I think the USS Yorktown is so deep there has been very little growth on her. She was found in 1998.
*ping*
It’s not?
Thanks fieldmarshaldj. Adding, maybe pinging too.
Their defeat at Midway was so bad that the Japanese gov't didn't tell the full story to the Japanese people until 1955, nearly ten years after the end of the war. For us, it was a near-run thing, and brilliantly defended, but at great cost. Had the Japanese been able to attack with two more carriers (that was the original plan), probably would have gone the other way, and delayed victory in the Pacific.

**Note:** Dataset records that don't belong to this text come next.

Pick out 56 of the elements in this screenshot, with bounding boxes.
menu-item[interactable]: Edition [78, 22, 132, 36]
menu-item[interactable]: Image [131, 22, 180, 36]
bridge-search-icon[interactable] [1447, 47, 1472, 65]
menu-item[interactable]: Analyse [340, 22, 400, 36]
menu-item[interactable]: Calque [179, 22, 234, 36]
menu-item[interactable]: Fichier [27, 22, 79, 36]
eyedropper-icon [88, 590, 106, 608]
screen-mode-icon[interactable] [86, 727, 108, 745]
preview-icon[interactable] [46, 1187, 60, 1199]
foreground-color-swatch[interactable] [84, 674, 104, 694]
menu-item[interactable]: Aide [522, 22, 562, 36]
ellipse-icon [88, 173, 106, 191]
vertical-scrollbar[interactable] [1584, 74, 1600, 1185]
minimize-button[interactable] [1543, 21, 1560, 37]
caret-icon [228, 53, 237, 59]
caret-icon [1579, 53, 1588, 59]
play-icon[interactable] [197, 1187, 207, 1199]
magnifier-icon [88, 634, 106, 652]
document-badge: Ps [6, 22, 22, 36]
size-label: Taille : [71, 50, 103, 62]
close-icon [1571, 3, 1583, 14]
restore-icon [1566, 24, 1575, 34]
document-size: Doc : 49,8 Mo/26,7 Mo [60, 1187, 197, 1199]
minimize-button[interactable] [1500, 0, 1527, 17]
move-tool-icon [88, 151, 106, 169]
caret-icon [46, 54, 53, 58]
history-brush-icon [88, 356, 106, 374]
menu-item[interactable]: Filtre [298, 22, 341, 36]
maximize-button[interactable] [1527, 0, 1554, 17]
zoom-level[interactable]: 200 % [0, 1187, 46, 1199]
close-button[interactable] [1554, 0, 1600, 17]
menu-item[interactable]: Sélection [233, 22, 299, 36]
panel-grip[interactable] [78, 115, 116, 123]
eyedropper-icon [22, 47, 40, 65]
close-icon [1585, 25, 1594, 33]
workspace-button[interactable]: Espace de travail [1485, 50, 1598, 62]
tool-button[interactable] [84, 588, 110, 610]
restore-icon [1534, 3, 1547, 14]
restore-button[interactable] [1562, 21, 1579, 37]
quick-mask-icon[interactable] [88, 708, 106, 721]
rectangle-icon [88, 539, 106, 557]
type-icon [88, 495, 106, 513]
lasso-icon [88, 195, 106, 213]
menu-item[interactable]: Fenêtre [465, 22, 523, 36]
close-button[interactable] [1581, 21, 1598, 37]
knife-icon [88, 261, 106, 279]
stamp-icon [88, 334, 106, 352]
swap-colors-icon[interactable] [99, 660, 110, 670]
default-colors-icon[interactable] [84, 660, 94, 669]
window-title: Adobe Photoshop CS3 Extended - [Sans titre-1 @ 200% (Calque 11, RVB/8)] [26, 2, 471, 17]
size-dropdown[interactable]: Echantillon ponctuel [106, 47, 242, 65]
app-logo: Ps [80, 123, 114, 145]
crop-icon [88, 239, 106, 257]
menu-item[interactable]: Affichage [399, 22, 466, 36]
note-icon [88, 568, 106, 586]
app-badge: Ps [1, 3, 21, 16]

If memory serves a single US flyer at another battle the previous month, through his sacrifice, actually helped win both battles by descending into AAA fire and dropping his load right down the elevator shaft, blowing all the planes stored below -- one less carrier for the Midway operation.
I can't turn up info on it, can't structure the search right, hope someone knows. Good reason to ping the list, eh? Ah, here it is -- loads slow, it's a FReeper Foxhole from 2003.
The battle of the Coral Sea?
In Harm’s Way with John Wayne and Kirk Douglas was also good.
I can only vaguely remember watching that one as a kid. Can’t miss with Kirk Douglas and The Duke.
Well its a bit slow moving these days. After the Germans bombed Pearl Harbor there hasnt been much follow up by them. :)
The flight and hangar decks on Kaga became infernos of avgas fires and exploding bombs. The Japanese pulled survivors off of Kaga and then scuttled it with torpedoes.
The flight deck was apparently destroyed by fire and explosion so what we are seeing in the pics is a mostly intact hanger deck and hull.
Short range side scanning... super duper...Hi-Freq sonar.